Sepp Blatter
Sepp Blatter has expressed his relief at Fabrice Muamba's recovery. REUTERS

Sepp Blatter, the absurd head of FIFA has apologised for making remarks which, as far as one can see, where not in fact racist.

Mr Blatter somewhat optimistically stated that "there is no racism" in football and that players who do get rude words shouted at them should be able to shrug it off and clear things up with a handshake.

If only Johann Hari had been on hand during the interview to present Mr Blatter's views in a more favourable light. Had this been so we might be hearing instead how Mr Blatter (as he said after the interview) is "committed to the fight against racism".

How sad and depressing it is that Mr Blatter can be the head of an international organisation that is alleged to be awash with corruption and bribery and not be forced to resign and yet when he makes a non-racist, but dozy, remark about racism all of a sudden his position is, as they say, untenable.

One almost hopes he survives such a ridiculous onslaught from thoughtless people saying how outraged they are about a non-story while all the while remaining quiet about some of the more worrying stories about FIFA.

It only goes to show that race is, to put it mildly, a touchy issue. This has led professional racism hunters to see elements of racism even in such seemingly innocent works of fiction like, Tintin and the Lord of the Rings.

Now in the case of Tintin such hunters do not have to look very hard for evidence of racial prejudice. Tintin in the Congo is perhaps the most well known example of blatant racism by Herge although what is less well remembered is that some of the Jewish characters in Tintin look like they could have come straight out of the pages of Der Sturmer.

This combined with Herge's not completely unfriendly attitude towards the Germans occupying his native Belgium does not present a pretty picture and is a stain on Herge's reputation.

Despite this, Herge later expressed public regret about Tintin in the Congo and wrote stories that emphasised inter-racial friendship and ridiculed racial stereotyping, notably Tintin and the Blue Lotus and Tintin in Tibet.

Herge, then, might best be described as a reformed character, who once held what might be called racist views but later came to reject them.

Scouring the works of J.R.R. Tolkien for racist material is somewhat more difficult although this has not stopped people from trying.

It has been noted that some of the more villainous people and races of Middle Earth were described as being slightly darker than the average Elf or Hobbit.

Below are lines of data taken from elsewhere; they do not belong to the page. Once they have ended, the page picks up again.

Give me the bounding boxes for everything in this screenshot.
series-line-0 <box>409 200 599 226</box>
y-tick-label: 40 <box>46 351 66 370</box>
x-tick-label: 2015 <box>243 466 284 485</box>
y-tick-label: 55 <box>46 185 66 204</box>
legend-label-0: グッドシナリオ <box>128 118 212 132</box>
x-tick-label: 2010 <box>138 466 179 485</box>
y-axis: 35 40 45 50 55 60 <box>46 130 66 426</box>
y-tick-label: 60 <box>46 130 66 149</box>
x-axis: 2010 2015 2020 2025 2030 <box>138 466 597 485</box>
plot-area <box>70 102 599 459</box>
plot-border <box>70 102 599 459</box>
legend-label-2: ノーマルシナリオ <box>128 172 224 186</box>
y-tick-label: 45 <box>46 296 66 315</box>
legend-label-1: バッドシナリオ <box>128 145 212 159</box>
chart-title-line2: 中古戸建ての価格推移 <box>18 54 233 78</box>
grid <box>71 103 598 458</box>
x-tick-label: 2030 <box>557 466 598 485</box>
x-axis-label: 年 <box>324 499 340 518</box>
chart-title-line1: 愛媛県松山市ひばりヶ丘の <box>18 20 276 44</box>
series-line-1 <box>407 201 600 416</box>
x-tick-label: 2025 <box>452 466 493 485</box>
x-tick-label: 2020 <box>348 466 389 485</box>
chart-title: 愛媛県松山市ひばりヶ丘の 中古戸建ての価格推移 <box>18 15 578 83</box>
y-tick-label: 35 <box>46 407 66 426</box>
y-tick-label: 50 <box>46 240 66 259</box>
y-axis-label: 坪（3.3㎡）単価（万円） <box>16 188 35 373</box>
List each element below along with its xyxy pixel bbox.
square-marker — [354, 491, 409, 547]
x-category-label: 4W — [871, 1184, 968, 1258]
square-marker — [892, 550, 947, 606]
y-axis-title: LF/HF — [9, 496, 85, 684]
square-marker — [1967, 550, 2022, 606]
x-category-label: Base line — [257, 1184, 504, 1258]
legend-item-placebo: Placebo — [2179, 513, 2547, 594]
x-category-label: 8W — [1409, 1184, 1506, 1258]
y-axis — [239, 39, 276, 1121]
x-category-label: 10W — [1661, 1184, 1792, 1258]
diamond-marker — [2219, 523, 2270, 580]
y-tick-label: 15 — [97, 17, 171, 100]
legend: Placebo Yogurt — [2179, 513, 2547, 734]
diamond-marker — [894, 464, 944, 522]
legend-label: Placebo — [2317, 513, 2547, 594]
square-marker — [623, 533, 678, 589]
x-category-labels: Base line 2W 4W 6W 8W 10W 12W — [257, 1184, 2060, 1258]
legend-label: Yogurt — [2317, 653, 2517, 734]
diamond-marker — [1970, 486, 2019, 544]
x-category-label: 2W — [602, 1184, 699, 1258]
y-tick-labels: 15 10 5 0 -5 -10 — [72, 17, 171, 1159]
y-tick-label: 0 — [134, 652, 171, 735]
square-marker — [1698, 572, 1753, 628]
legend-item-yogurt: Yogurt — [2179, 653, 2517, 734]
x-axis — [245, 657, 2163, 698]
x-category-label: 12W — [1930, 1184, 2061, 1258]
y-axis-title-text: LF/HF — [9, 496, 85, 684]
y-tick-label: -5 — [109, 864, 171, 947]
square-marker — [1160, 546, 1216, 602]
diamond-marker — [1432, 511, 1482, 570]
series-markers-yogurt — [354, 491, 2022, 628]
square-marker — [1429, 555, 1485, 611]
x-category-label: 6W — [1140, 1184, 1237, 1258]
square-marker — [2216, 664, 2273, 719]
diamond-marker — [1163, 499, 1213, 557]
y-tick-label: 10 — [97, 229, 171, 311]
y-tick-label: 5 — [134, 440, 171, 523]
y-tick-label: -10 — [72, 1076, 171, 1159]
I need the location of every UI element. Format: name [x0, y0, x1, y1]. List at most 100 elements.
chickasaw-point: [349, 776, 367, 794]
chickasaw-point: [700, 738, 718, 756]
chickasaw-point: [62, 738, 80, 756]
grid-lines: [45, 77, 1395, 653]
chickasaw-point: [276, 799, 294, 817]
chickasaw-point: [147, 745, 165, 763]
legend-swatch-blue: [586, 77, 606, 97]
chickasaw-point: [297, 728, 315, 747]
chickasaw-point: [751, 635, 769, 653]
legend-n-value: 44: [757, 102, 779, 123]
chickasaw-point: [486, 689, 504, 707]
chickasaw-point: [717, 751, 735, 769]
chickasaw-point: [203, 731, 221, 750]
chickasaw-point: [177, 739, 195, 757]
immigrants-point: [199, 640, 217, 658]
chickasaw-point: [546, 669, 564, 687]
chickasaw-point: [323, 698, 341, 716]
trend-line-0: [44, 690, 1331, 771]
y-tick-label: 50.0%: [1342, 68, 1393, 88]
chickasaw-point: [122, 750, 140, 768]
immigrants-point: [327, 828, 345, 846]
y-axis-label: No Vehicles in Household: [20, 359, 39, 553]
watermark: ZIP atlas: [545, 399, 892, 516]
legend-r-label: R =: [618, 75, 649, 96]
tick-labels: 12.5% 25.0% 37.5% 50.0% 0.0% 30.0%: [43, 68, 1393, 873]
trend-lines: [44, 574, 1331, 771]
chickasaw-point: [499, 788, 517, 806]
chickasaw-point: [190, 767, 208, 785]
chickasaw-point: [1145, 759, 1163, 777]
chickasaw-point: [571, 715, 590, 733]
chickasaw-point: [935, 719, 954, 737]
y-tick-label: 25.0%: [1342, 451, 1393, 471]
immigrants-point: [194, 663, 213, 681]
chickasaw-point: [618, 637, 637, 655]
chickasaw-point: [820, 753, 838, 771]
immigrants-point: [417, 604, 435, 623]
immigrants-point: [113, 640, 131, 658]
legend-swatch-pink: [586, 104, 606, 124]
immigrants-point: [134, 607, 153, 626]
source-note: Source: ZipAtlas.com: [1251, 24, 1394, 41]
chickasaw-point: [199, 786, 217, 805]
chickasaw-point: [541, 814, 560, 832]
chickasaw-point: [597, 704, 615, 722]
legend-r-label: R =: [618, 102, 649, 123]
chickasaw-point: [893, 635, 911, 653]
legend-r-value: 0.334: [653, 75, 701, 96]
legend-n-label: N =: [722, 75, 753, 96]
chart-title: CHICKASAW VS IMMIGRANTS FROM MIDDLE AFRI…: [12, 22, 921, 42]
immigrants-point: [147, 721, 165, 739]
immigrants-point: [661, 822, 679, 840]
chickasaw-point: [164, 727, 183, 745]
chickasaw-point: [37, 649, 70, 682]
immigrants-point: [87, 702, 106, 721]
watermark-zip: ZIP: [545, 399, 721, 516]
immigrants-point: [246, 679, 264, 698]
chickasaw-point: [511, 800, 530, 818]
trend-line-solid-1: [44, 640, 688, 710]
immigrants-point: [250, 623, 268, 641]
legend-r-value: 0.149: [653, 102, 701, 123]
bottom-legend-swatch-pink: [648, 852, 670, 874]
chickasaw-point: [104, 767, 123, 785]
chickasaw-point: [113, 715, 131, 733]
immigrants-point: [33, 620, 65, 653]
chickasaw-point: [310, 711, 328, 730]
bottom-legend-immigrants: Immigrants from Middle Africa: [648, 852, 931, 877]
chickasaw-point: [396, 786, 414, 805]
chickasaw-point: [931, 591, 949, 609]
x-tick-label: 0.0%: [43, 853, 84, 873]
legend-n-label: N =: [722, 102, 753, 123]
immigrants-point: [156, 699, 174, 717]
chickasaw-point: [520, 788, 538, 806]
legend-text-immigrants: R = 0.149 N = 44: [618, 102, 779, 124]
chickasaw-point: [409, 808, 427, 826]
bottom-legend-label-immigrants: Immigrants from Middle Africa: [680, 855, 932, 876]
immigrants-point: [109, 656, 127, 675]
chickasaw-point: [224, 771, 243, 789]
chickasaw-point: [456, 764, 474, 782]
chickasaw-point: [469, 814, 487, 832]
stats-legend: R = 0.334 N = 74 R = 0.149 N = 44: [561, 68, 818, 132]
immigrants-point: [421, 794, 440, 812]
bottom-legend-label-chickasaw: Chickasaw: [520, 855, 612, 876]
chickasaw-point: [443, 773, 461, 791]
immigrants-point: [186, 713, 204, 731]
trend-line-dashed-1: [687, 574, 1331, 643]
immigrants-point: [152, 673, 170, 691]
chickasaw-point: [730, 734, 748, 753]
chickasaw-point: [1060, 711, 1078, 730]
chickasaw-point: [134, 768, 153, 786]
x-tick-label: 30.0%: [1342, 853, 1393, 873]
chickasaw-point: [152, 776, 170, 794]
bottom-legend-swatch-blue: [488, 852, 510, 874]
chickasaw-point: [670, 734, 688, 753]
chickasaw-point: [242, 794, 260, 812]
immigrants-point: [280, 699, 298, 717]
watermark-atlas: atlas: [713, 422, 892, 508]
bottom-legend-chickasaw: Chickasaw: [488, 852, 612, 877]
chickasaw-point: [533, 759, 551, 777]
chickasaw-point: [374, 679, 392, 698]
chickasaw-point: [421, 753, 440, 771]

In addition some have taken issue with the fact that the Dwarves, who have an extensive Diaspora, no real homeland, are highly skilled, don't care what the outside world thinks of them and are very keen on (and good at) making money, are clearly based on Jews.

Quite why this is such an insult is a mystery given that, apart from their slight obsession with gold, the Dwarves are considered to be a noble and good people. Indeed when asked by a Nazi publisher whether he was of Jewish descent, Tolkien replied to the effect that he was not but that he would be proud to be so.

Clearly then Tolkien was not an anti-Semite.

There is also the question of genocide surrounding Tolkien. There is little doubt reading the Lord of the Rings that the extermination of the Orcs, who are certainly not white, would not be a bad thing.

However when it comes to Orcs it is clear that Tolkien does not have blacks, Asians or any other race in mind, rather there is a spiritual element at work. The original conception of the Orcs seems to be not that they are sub-humans, but that they are demonic creatures. The desire to destroy the Orcs is therefore not a call to ethnic cleansing but to rid the world of evil.

By contrast the "evil men" mentioned in Tolkien's works, whatever colour they are, are never mentioned as targets for extermination. They can be, and are, brought into the world of civilised nations regardless of their race.

If Herge can be forgiven for his apparent racial prejudice and Tolkien cleared despite the concerns of a few, it seems reasonable that Mr Blatter can be absolved of his ridiculous but obviously non-racist remark.